LEXINGTON, Ky. (Sept. 22, 2009) − With a $250,000 sponsorship, E.ON U.S. is shining some light on the University of Kentucky’s efforts to build a “net-zero” energy house for the U.S. Department of Energy Solar Decathlon competition this October.
Dubbed “Solar Decathlon,” the fourth biennial competition includes teams from 20 universities worldwide. Each 800-square-foot or less solar-powered house, built by the students on their home campus and then transported to the National Mall in Washington D.C., must demonstrate that homes powered entirely by the sun do not have to sacrifice all the modern comforts and appealing features that people have become accustomed to in their homes.
The Decathlon gets its name from the 10 specific areas of competition: architecture, engineering, market viability, lighting design, communications, comfort, appliances, hot water, energy balance and home entertainment.
“This competition joins two central facets that are extremely important to E.ON U.S. – education and the environment,” said Vic Staffieri, chairman, CEO and president of E.ON U.S. “We wanted to support the University of Kentucky in this very challenging and innovative competition where our state’s knowledge of current energy issues can be applied on an international stage.”

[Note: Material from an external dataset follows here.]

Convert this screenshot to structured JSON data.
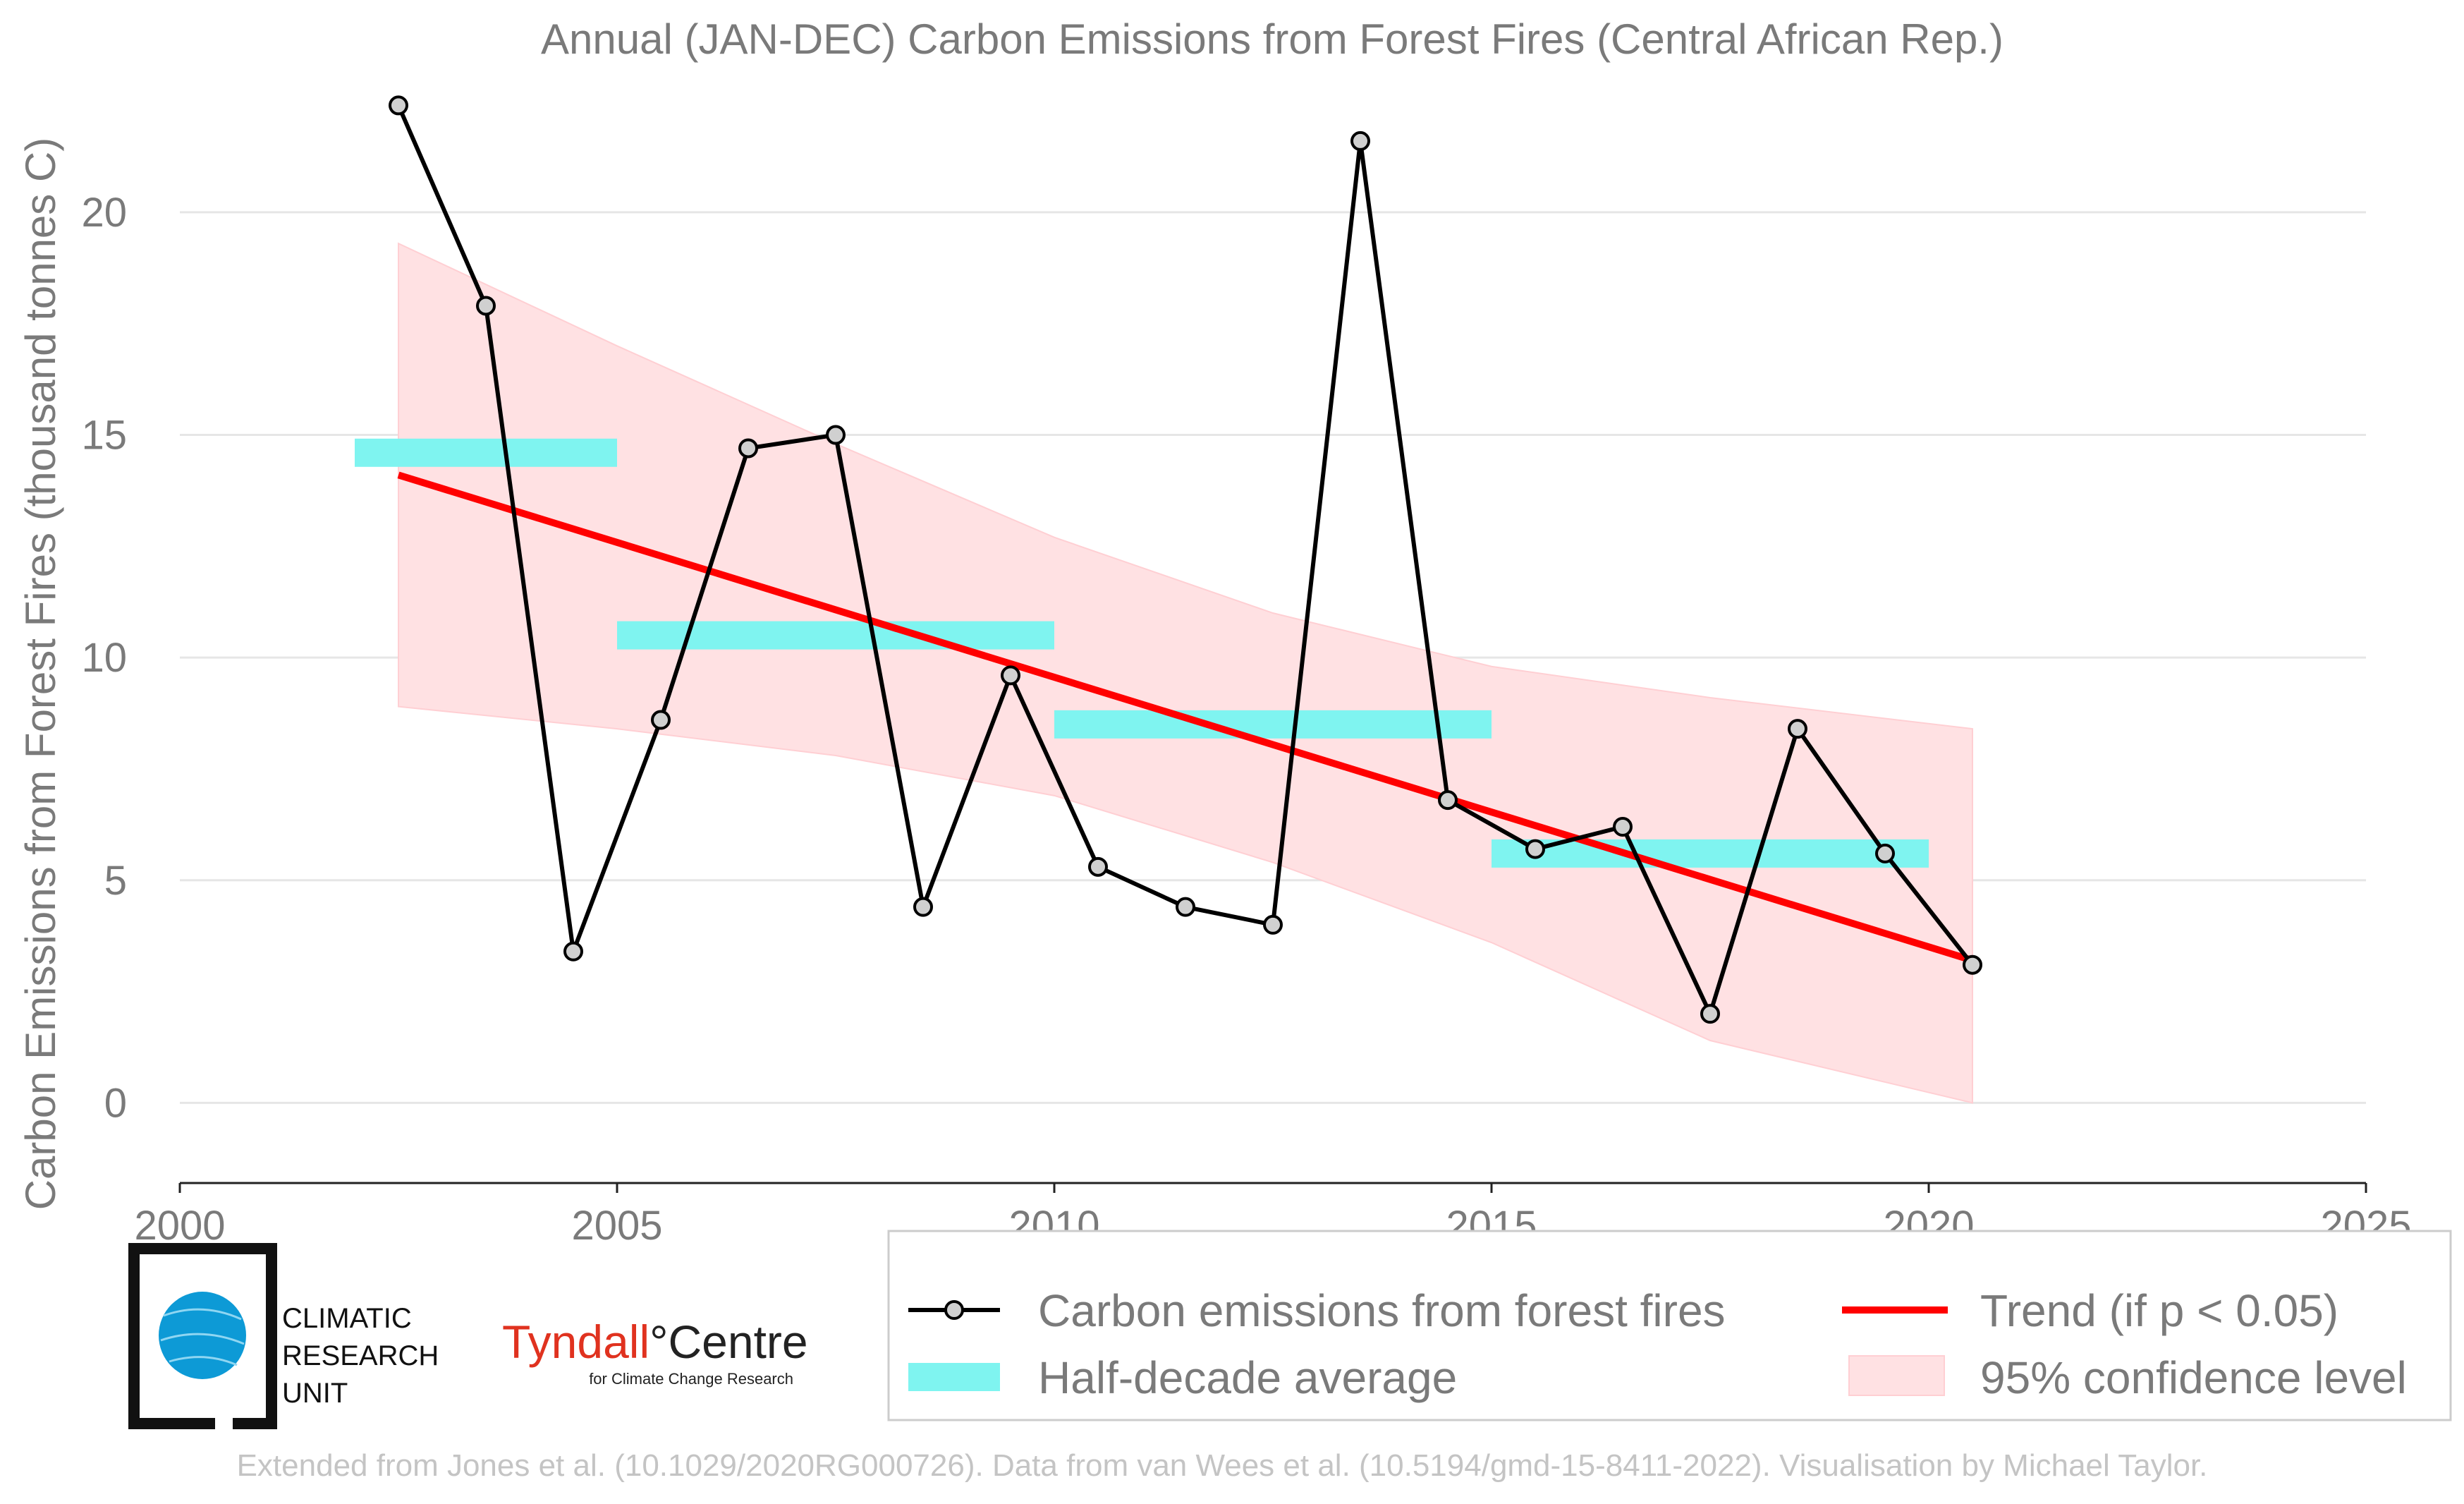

Since early 2008, UK’s team has been hard at work developing its S•KY BLUE House.
The “Blues” Team, an interdisciplinary group comprised of students, faculty and staff from six colleges and 16 centers and departments within UK, is led by two principal investigators: Donald Colliver, professor of biosystems and agricultural engineering at the College of Agriculture; and Gregory Luhan, associate dean for research at the College of Design.
This October, as part of a solar village on the National Mall, the university teams’ houses will showcase innovation in solar technology to the general public while concurrently being evaluated for the decathlon. An overall winner, considered to have the most energy-efficient and innovatively designed house, will be announced at the end of the event.

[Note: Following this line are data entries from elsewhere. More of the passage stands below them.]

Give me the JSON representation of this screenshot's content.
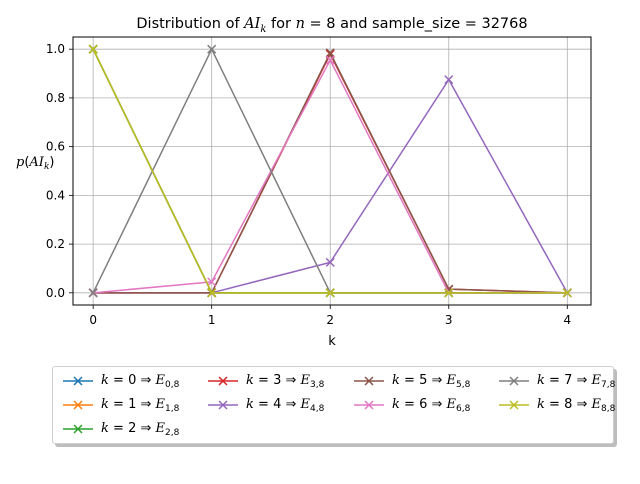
{
  "chart_data": {
    "type": "line",
    "title": "Distribution of AI_k for n = 8 and sample_size = 32768",
    "xlabel": "k",
    "ylabel": "p(AI_k)",
    "xlim": [
      -0.17,
      4.2
    ],
    "ylim": [
      -0.05,
      1.05
    ],
    "xticks": [
      0,
      1,
      2,
      3,
      4
    ],
    "xtick_labels": [
      "0",
      "1",
      "2",
      "3",
      "4"
    ],
    "yticks": [
      0.0,
      0.2,
      0.4,
      0.6,
      0.8,
      1.0
    ],
    "ytick_labels": [
      "0.0",
      "0.2",
      "0.4",
      "0.6",
      "0.8",
      "1.0"
    ],
    "grid": true,
    "legend_position": "below",
    "marker": "x",
    "x": [
      0,
      1,
      2,
      3,
      4
    ],
    "series": [
      {
        "name": "k = 0 ⇒ E_{0,8}",
        "color": "#1f77b4",
        "values": [
          1.0,
          0.0,
          0.0,
          0.0,
          0.0
        ]
      },
      {
        "name": "k = 1 ⇒ E_{1,8}",
        "color": "#ff7f0e",
        "values": [
          1.0,
          0.0,
          0.0,
          0.0,
          0.0
        ]
      },
      {
        "name": "k = 2 ⇒ E_{2,8}",
        "color": "#2ca02c",
        "values": [
          1.0,
          0.0,
          0.0,
          0.0,
          0.0
        ]
      },
      {
        "name": "k = 3 ⇒ E_{3,8}",
        "color": "#d62728",
        "values": [
          0.0,
          0.0,
          0.98,
          0.015,
          0.0
        ]
      },
      {
        "name": "k = 4 ⇒ E_{4,8}",
        "color": "#9467bd",
        "values": [
          0.0,
          0.0,
          0.125,
          0.875,
          0.0
        ]
      },
      {
        "name": "k = 5 ⇒ E_{5,8}",
        "color": "#8c564b",
        "values": [
          0.0,
          0.0,
          0.985,
          0.015,
          0.0
        ]
      },
      {
        "name": "k = 6 ⇒ E_{6,8}",
        "color": "#e377c2",
        "values": [
          0.0,
          0.045,
          0.955,
          0.0,
          0.0
        ]
      },
      {
        "name": "k = 7 ⇒ E_{7,8}",
        "color": "#7f7f7f",
        "values": [
          0.0,
          1.0,
          0.0,
          0.0,
          0.0
        ]
      },
      {
        "name": "k = 8 ⇒ E_{8,8}",
        "color": "#bcbd22",
        "values": [
          1.0,
          0.0,
          0.0,
          0.0,
          0.0
        ]
      }
    ]
  },
  "legend": {
    "entries": [
      {
        "k": "0",
        "sub": "0,8"
      },
      {
        "k": "1",
        "sub": "1,8"
      },
      {
        "k": "2",
        "sub": "2,8"
      },
      {
        "k": "3",
        "sub": "3,8"
      },
      {
        "k": "4",
        "sub": "4,8"
      },
      {
        "k": "5",
        "sub": "5,8"
      },
      {
        "k": "6",
        "sub": "6,8"
      },
      {
        "k": "7",
        "sub": "7,8"
      },
      {
        "k": "8",
        "sub": "8,8"
      }
    ]
  }
}
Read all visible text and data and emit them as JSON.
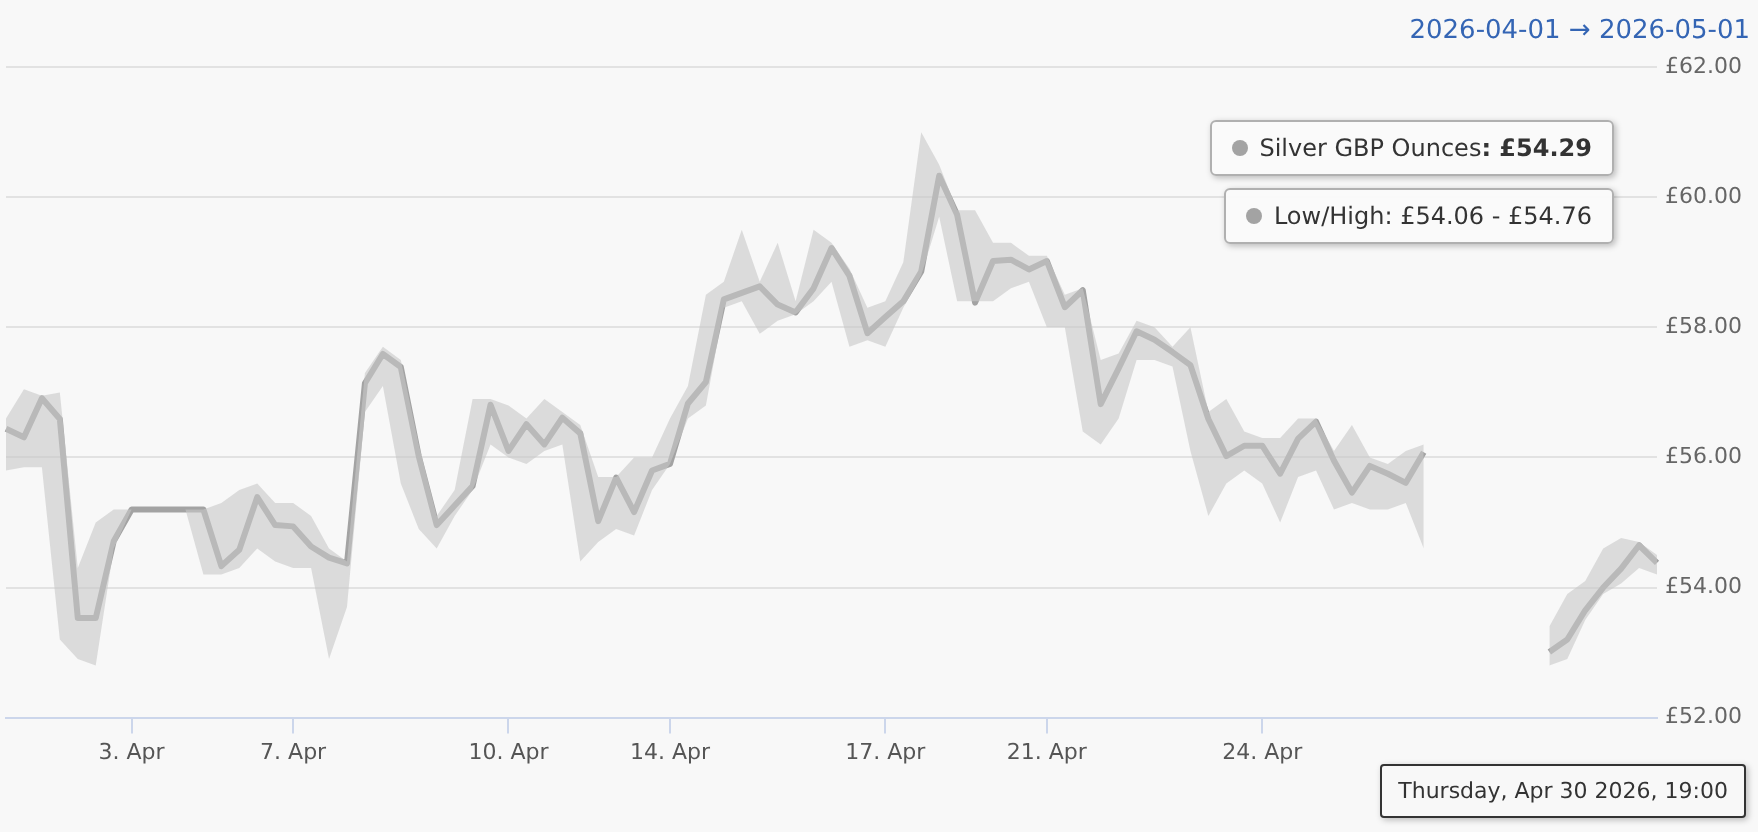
{
  "chart_data": {
    "type": "line",
    "title": "2026-04-01 → 2026-05-01",
    "categories": [
      null,
      null,
      null,
      null,
      null,
      null,
      null,
      "3. Apr",
      null,
      null,
      null,
      null,
      null,
      null,
      null,
      null,
      "7. Apr",
      null,
      null,
      null,
      null,
      null,
      null,
      null,
      null,
      null,
      null,
      null,
      "10. Apr",
      null,
      null,
      null,
      null,
      null,
      null,
      null,
      null,
      "14. Apr",
      null,
      null,
      null,
      null,
      null,
      null,
      null,
      null,
      null,
      null,
      null,
      "17. Apr",
      null,
      null,
      null,
      null,
      null,
      null,
      null,
      null,
      "21. Apr",
      null,
      null,
      null,
      null,
      null,
      null,
      null,
      null,
      null,
      null,
      null,
      "24. Apr",
      null,
      null,
      null,
      null,
      null,
      null,
      null,
      null,
      null,
      null,
      null,
      null,
      null,
      null,
      null,
      null,
      null,
      null,
      null,
      null,
      null,
      null
    ],
    "series": [
      {
        "name": "Silver GBP Ounces",
        "color": "#a3a3a3",
        "values": [
          56.44,
          56.31,
          56.91,
          56.59,
          53.53,
          53.53,
          54.71,
          55.2,
          55.2,
          55.2,
          55.2,
          55.2,
          54.33,
          54.58,
          55.39,
          54.96,
          54.94,
          54.63,
          54.46,
          54.37,
          57.14,
          57.59,
          57.39,
          56.02,
          54.96,
          55.26,
          55.56,
          56.81,
          56.1,
          56.51,
          56.2,
          56.61,
          56.37,
          55.02,
          55.69,
          55.16,
          55.8,
          55.9,
          56.83,
          57.16,
          58.43,
          58.53,
          58.63,
          58.35,
          58.23,
          58.6,
          59.22,
          58.79,
          57.91,
          58.16,
          58.4,
          58.86,
          60.33,
          59.73,
          58.38,
          59.02,
          59.04,
          58.89,
          59.02,
          58.31,
          58.57,
          56.82,
          57.37,
          57.94,
          57.81,
          57.62,
          57.42,
          56.59,
          56.02,
          56.18,
          56.18,
          55.75,
          56.29,
          56.55,
          55.95,
          55.46,
          55.87,
          55.75,
          55.61,
          56.08,
          null,
          null,
          null,
          null,
          null,
          null,
          53.01,
          53.2,
          53.65,
          54.0,
          54.29,
          54.65,
          54.38
        ],
        "lower": [
          55.8,
          55.85,
          55.85,
          53.2,
          52.9,
          52.8,
          54.6,
          55.2,
          55.2,
          55.2,
          55.2,
          54.2,
          54.2,
          54.3,
          54.6,
          54.4,
          54.3,
          54.3,
          52.9,
          53.7,
          56.7,
          57.1,
          55.6,
          54.9,
          54.6,
          55.1,
          55.5,
          56.2,
          56.0,
          55.9,
          56.1,
          56.2,
          54.4,
          54.7,
          54.9,
          54.8,
          55.5,
          55.9,
          56.6,
          56.8,
          58.3,
          58.4,
          57.9,
          58.1,
          58.2,
          58.4,
          58.7,
          57.7,
          57.8,
          57.7,
          58.3,
          58.8,
          59.7,
          58.4,
          58.4,
          58.4,
          58.6,
          58.7,
          58.0,
          58.0,
          56.4,
          56.2,
          56.6,
          57.5,
          57.5,
          57.4,
          56.1,
          55.1,
          55.6,
          55.8,
          55.6,
          55.0,
          55.7,
          55.8,
          55.2,
          55.3,
          55.2,
          55.2,
          55.3,
          54.6,
          null,
          null,
          null,
          null,
          null,
          null,
          52.8,
          52.9,
          53.5,
          53.9,
          54.06,
          54.3,
          54.2
        ],
        "upper": [
          56.6,
          57.05,
          56.95,
          57.0,
          54.3,
          55.0,
          55.2,
          55.2,
          55.2,
          55.2,
          55.2,
          55.2,
          55.3,
          55.5,
          55.6,
          55.3,
          55.3,
          55.1,
          54.6,
          54.4,
          57.3,
          57.7,
          57.5,
          56.2,
          55.1,
          55.5,
          56.9,
          56.9,
          56.8,
          56.6,
          56.9,
          56.7,
          56.5,
          55.7,
          55.7,
          56.0,
          56.0,
          56.6,
          57.1,
          58.5,
          58.7,
          59.5,
          58.7,
          59.3,
          58.4,
          59.5,
          59.3,
          58.9,
          58.3,
          58.4,
          59.0,
          61.0,
          60.5,
          59.8,
          59.8,
          59.3,
          59.3,
          59.1,
          59.1,
          58.5,
          58.6,
          57.5,
          57.6,
          58.1,
          58.0,
          57.7,
          58.0,
          56.7,
          56.9,
          56.4,
          56.3,
          56.3,
          56.6,
          56.6,
          56.1,
          56.5,
          56.0,
          55.9,
          56.1,
          56.2,
          null,
          null,
          null,
          null,
          null,
          null,
          53.4,
          53.9,
          54.1,
          54.6,
          54.76,
          54.7,
          54.5
        ]
      }
    ],
    "ylim": [
      52,
      62
    ],
    "yticks": [
      {
        "value": 52,
        "label": "£52.00"
      },
      {
        "value": 54,
        "label": "£54.00"
      },
      {
        "value": 56,
        "label": "£56.00"
      },
      {
        "value": 58,
        "label": "£58.00"
      },
      {
        "value": 60,
        "label": "£60.00"
      },
      {
        "value": 62,
        "label": "£62.00"
      }
    ],
    "grid": "y",
    "legend": "top right",
    "marker": "none",
    "line_style": "solid",
    "annotations": [
      ": £54.29",
      "Low/High: £54.06 - £54.76",
      "Thursday, Apr 30 2026, 19:00"
    ]
  }
}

“Having an industry partner like E.ON U.S. is an important component to our team’s overall success,” said Lee T. Todd Jr., president of the University of Kentucky. “E.ON U.S. is a long-time partner with our university, particularly with our Center for Applied Energy Research. We appreciate their support in our efforts to make our ‘net-zero’ design a reality and win this competition.”

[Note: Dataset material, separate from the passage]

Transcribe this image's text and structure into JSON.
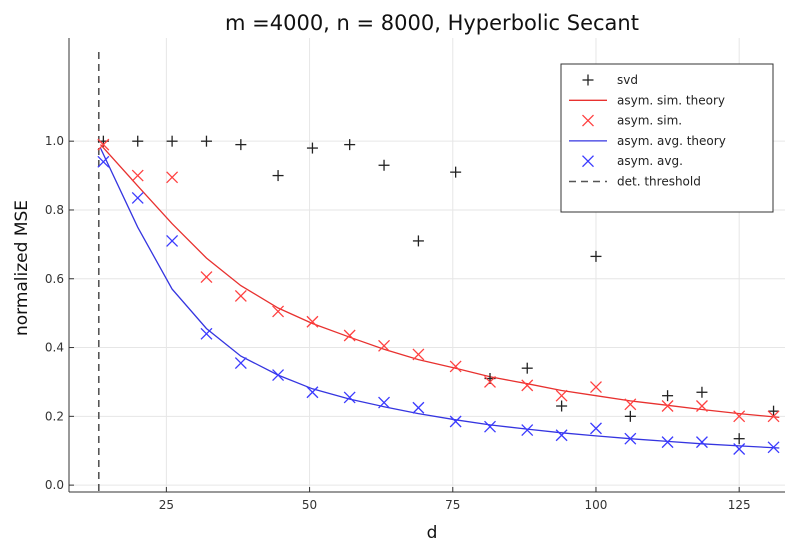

E.ON U.S., headquartered in Louisville, Ky., is a subsidiary of E.ON A.G., the world’s largest investor-owned energy services provider. E.ON U.S. is a diversified energy services company that owns and operates Louisville Gas and Electric Company, a regulated utility that serves 314,000 natural gas and 389,000 electric customers in Louisville and 16 surrounding counties, and Kentucky Utilities Company, a regulated electric utility in Lexington, Ky., that serves 538,000 customers in 77 Kentucky counties and five counties in Virginia.